Jarl Eklund was commissioned to design Joenniemi Manor. Eklund made a number of draft proposals for the manor’s façades for the approval of Gösta and Ruth Serlachius. The end result, a high-ridged, red-brick building which combines English manor architecture and functionalism in a harmonious way. The manor’s façade has features of 1920s classicism. The roots of 1920s classicism were, on the one hand, in ancient architectural art and, on the other hand, in the modernist architecture of the early 20th century. It has been estimated that representatives of the same style trend comparable to Joenniemi Manor is Louhisaari Manor in Askainen as well as Roselew familys hunting lodge Vanajanlinna. The family coats of arms of the hosts and the heraldic emblem of the Province of Häme located above the entrance door.

The interior of Joenniemi Manor represents well its time of origin. The mainstream of architecture in the 1930s was functionalism, whose pragmatism is also present at Joenniemi. The reduced lines of the fixed furnishings, the muted colour scale of the materials and the stripped-down ornamentation are functionalism at its most typical. Although the manor has now been renovated for use as an art museum, many original features can still be seen in the interior; for example, the oak parquet floors, the Carrara marble tiles of the hallway, and the flame birch connecting doors have been preserved for over 80 years. The ground floor of the manor was reserved for work and entertaining, the first floor for private use. A stairway for service staff and a kitchen were at the western end of the house. In the basement there were naturally storage rooms, but also a winter garden.

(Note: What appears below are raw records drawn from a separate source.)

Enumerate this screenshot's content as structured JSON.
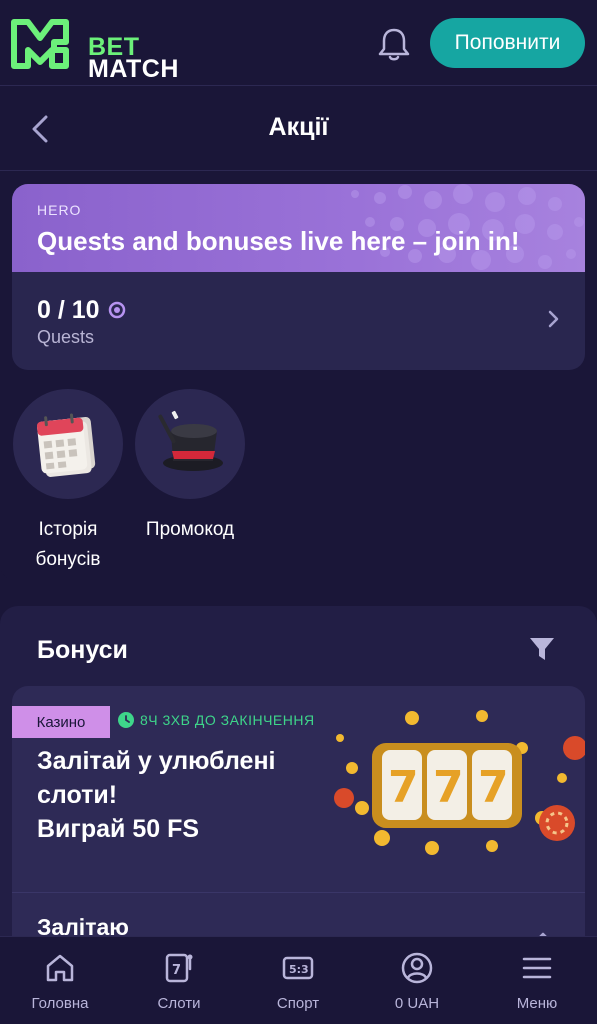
{
  "header": {
    "logo_line1": "BET",
    "logo_line2": "MATCH",
    "topup_label": "Поповнити",
    "bell_icon": "bell-icon"
  },
  "subheader": {
    "title": "Акції",
    "back_icon": "chevron-left-icon"
  },
  "hero": {
    "tag": "HERO",
    "title": "Quests and bonuses live here – join in!",
    "progress": "0 / 10",
    "quests_label": "Quests",
    "progress_fraction": 0.0
  },
  "shortcuts": [
    {
      "label_line1": "Історія",
      "label_line2": "бонусів",
      "icon": "calendar-icon"
    },
    {
      "label_line1": "Промокод",
      "label_line2": "",
      "icon": "magic-hat-icon"
    }
  ],
  "bonuses": {
    "heading": "Бонуси",
    "filter_icon": "filter-icon",
    "card": {
      "badge": "Казино",
      "timer": "8Ч 3ХВ ДО ЗАКІНЧЕННЯ",
      "title_line1": "Залітай у улюблені",
      "title_line2": "слоти!",
      "title_line3": "Виграй 50 FS",
      "cta": "Залітаю"
    }
  },
  "nav": [
    {
      "label": "Головна",
      "icon": "home-icon"
    },
    {
      "label": "Слоти",
      "icon": "slots-icon"
    },
    {
      "label": "Спорт",
      "icon": "scoreboard-icon"
    },
    {
      "label": "0 UAH",
      "icon": "user-icon"
    },
    {
      "label": "Меню",
      "icon": "menu-icon"
    }
  ],
  "colors": {
    "background": "#1a1638",
    "accent": "#16a6a2",
    "logo_green": "#6cf07a",
    "hero_purple": "#9a72d8",
    "badge_pink": "#cf8fe8",
    "timer_green": "#3ed58a"
  }
}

As in other significant building projects commissioned by Gösta Serlachius, the Joenniemi Manor’s interior includes permanent artworks created during the construction stage, for example the library ceiling decorated by Lennart Segerstråle, the al secco paintings by Irina Bäcksbacka that adorn the wine cellar, and ironwork by the art smith Atle Luotonen. Hannes Autere’s wood sculptures have decorated the manor’s doors and window jambs since the house was built.